Es entspricht der Rechtsprechung des Senats (vgl. den Beschluß vom 18.06.1990 16 W 44/90 -) und der in Rechtsprechung und Literatur überwiegenden Auffassung (vgl. OLG Bremen, FamRZ 1986, 139; OLG Düsseldorf, AnwBl 1984, 454; Zöller/Schneider, 16. Auflage, § 121 ZPO Rn. 1; Baumbach/Lauterbach-Hartmann, 49. Auflage, § 121 ZPO Anm. 10 E, Stichwort "Abstammungsprozeß"), daß, soweit die übrigen gesetzlichen Voraussetzungen für die Gewährung der Prozeßkostenhilfe vorliegen, im Abstammungsprozeß dem verfahrensbeteiligten Kind, das durch einen Rechtsanwalt als Prozeßpfleger vertreten wird, dieser Pfleger auf Antrag als Prozeßbevollmächtigter im Wege der Prozeßkostenhilfe beizuordnen ist, auch wenn in vergleichbaren Fällen, in denen das Kind nicht durch einen Prozeßpfleger vertreten wird, die Beiordnung eines Rechtsanwaltes in Anbetracht der einfachen Sach- und Rechtslage nicht geboten erschiene.
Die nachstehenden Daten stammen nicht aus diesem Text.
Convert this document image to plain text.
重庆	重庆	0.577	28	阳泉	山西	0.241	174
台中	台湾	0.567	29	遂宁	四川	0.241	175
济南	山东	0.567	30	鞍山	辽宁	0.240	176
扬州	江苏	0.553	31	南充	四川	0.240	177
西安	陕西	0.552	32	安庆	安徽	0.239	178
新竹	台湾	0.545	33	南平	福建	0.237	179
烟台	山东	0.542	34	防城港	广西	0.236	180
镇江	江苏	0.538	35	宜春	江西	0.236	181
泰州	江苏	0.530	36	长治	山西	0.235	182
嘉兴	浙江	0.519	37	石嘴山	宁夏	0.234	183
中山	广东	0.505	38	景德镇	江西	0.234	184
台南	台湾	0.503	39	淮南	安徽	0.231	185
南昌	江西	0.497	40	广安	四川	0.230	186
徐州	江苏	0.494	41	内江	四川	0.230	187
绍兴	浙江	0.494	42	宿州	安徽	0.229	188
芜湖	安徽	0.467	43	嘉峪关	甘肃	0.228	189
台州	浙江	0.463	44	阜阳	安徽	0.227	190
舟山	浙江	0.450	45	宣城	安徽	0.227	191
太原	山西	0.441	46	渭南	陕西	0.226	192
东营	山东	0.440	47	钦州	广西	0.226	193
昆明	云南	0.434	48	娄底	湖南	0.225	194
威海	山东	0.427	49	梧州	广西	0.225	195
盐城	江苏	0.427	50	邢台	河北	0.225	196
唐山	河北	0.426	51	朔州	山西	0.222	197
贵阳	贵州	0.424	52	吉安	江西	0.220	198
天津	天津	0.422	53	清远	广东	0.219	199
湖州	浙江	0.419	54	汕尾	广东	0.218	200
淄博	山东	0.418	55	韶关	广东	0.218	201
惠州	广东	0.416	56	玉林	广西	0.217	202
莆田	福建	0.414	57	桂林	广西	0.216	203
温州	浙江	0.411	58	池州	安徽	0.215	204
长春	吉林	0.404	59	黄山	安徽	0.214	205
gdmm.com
Durch diese Handhabung wird der Widerspruch vermieden, der sich ansonsten ergäbe, wenn einerseits der Rechtspfleger beim Vormundschaftsgericht die Bestellung gerade eines Rechtsanwaltes als Prozeßpfleger für erforderlich erachtet, während andererseits das Prozeßgericht selbst die Beiordnung eines Rechtsanwaltes dann nicht für notwendig hält. Einer doppelten Kostenbelastung der Staatskasse mit den Prozeßkosten einerseits, den Aufwendungen des Prozeßpflegers nach § 1835 BGB andererseits kann bei der Festsetzung der Aufwendungen im Rahmen des § 1835 BGB dadurch Rechnung getragen werden, daß der Aufwendungsersatz entsprechend niedriger festgesetzt wird.